Like every week, today was CSA pick up time. The bag was much heavier then usual, due to a few ears of corn at the bottom of the bag.
I received some lettuce, kale, parsley, corn, rhubarb and a zucchini. I also got a pick your own pint for raspberries, which I promptly went and picked. I have quite a few scratches on my arms but I also have some lovely raspberries to eat!
When I got home I thought that a zucchini quiche would be quite good. I tried finding one without a crust and found this one. It’s in French but I’ll have a translation for you below.
Sorry, I didn’t think to take a picture before we had dug in!
125 grams of flour, or, I believe 1.25 cup
2 cups milk
3 eggs1 cup shredded gruyere (I used italian blend because that’s what I had)
1 teaspoon curry (I didn’t use any of that as I don’t have any)
Wash zucchinis, chop into cubes and reserve.
In a large bowl, mix together the flour and half the milk. Stir until homogenous. Add eggs one by one and then add remaining milk. Add salt, pepper and curry. Add cheese and zucchinis.

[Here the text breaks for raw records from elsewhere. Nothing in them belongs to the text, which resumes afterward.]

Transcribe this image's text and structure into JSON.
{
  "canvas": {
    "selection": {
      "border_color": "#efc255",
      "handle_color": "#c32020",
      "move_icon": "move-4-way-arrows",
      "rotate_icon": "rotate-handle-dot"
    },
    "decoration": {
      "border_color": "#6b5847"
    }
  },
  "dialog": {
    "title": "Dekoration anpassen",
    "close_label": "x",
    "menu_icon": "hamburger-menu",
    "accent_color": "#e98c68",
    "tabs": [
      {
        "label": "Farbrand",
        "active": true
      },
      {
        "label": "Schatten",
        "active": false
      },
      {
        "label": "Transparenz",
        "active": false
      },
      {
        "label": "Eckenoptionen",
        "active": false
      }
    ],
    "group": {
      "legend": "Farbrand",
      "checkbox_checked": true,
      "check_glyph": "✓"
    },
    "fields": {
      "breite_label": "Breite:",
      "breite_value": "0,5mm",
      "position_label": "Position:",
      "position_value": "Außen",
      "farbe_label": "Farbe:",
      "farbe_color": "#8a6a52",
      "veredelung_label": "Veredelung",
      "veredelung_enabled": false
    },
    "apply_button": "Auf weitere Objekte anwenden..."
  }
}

Pour mixture into a 12 inch pie dish (spread zucchini evenly) and add to preheated oven (36oF) for 40 minutes.
Note: my pie dish was much smaller so I ended up cooking my quiche for about 1 hour and a half. The quiche was still a bit wet, due to the water content of the zucchini but the egg mixture was cooked through. DH wasn’t sure at first but he liked it so much he had seconds!
You could add tomatoes, chopped up bacon and customize the quiche any way you like it. Enjoy!